When an album is mastered, its common to send a test of the stampers to the producer, who has to sign off on it. One thing he listens for is ticks and pops- it won’t do to have them pressed into the LP surface else there will be returns. This has been the process for decades, so production LPs should be pretty quiet. And if your phono section is well-behaved, they are.
I had a Coda Fet 02b preamp about 20 years ago which I bought directly from Coda since they had a large number of circuit boards on hand after the model was discontinued so they did a limited manufacturing run to use the spare inventory up.  They were selling them for just under 50% of the original list price.
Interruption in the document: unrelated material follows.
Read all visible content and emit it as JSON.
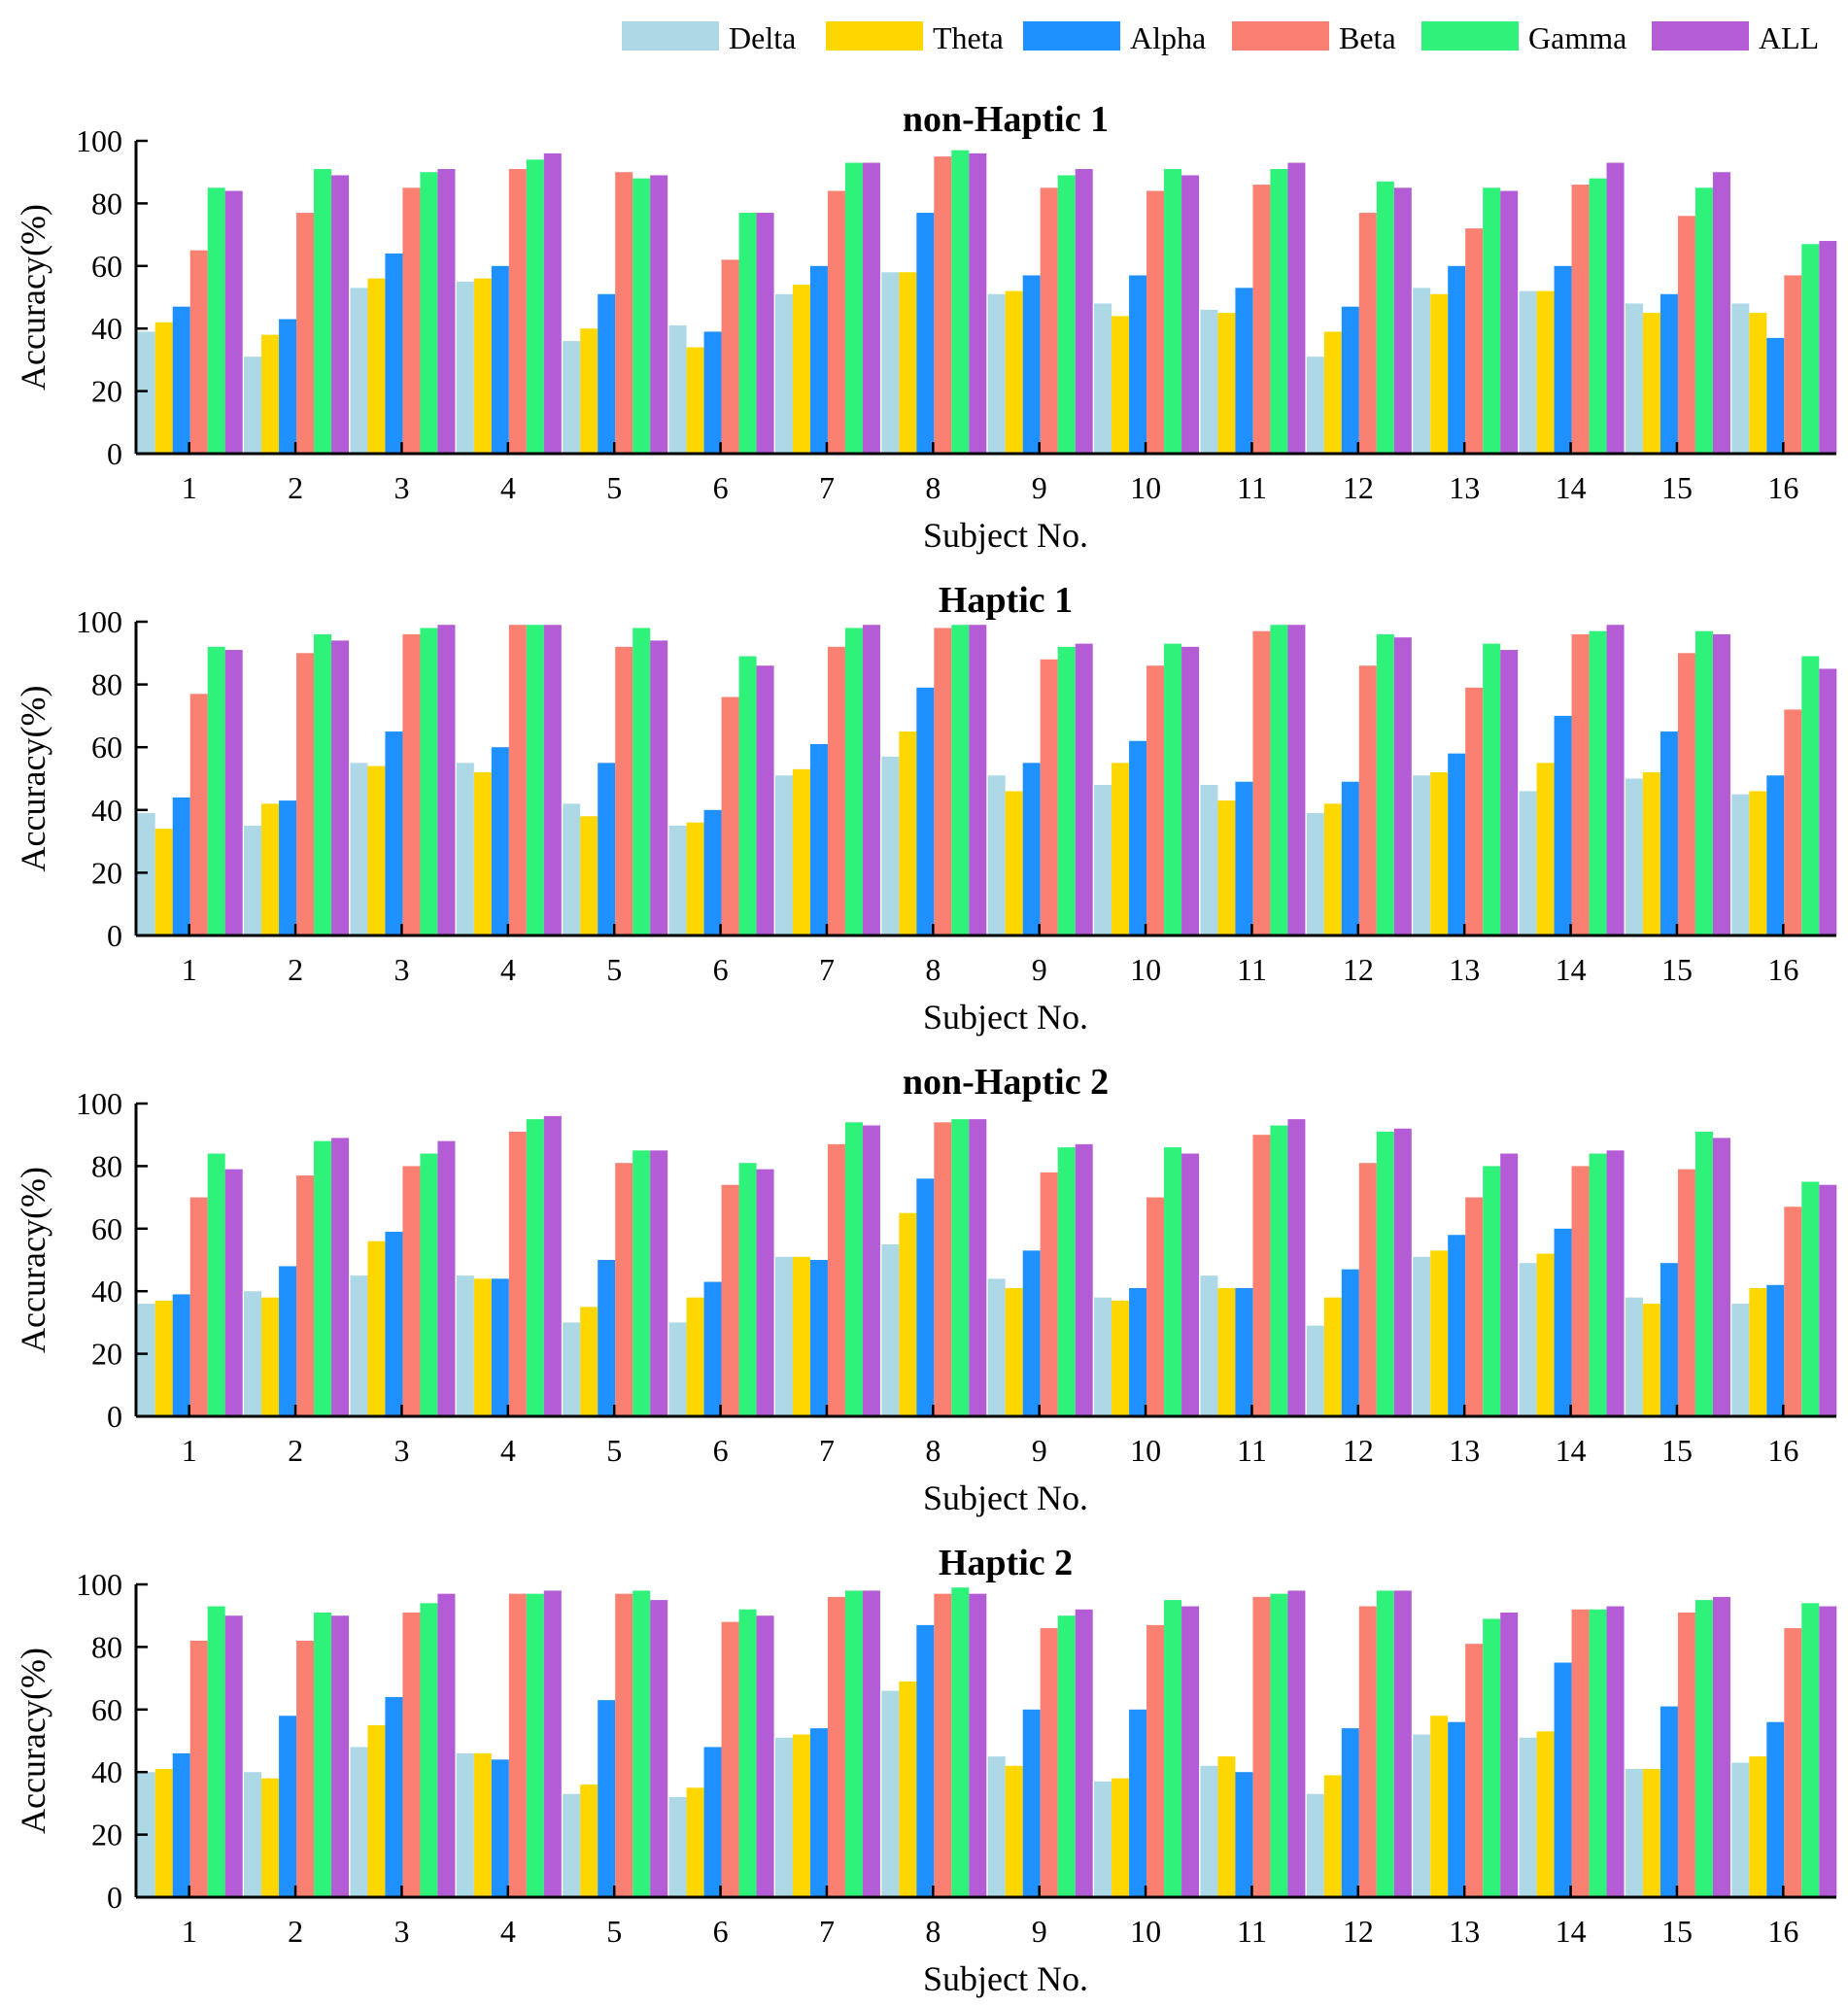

When I received it there was on input selection which made a noise when I switched to it.  I called Coda up and complained and the tech told me it was most likely an impedance miss match between the cables and the preamp input.  So I swapped the cable to a different input selection and the noise followed it.  After I replaced the cable the sound disappeared and I used that preamp for over 12 years.
Despite @geoffkait’s statement, it works. I won’t dispute his infinite knowledge and omnipotence, but it works. The Talisman stops the clicks and pops no matter what it does or how it works. I never said it's anti-static, don't put words in my mouth, I said it mitigates the noise caused by static electricity. For more information https://walkeraudio.com/. The designer helped NASA solve the static electricity problems that, combined with raw oxygen, blew up Apollo 1 with the three astronauts in it. His invention comes directly from that experience, thank you very much.
NASA? Aren’t they the ones who blew up a bunch of astronauts in the Shuttle? Actually In two Shuttles. No thanks, dude!
Oh omnipotent one, thou dost not read the post. I said he he fixed it, . You're welcome! And, have a nice day.
One day perhaps you will see 👀 the difference between neutralizing a static electric charge and degaussing a magnetic field. But perhaps not. Stay in school, scooter.
I don't give a rat's behind and I do know the difference oh omni-impotent one. It works. De-Gauss, de-static, de-magnetize, whatever. It works!!! Thanks for the lesson. What else can you tell me that I already know?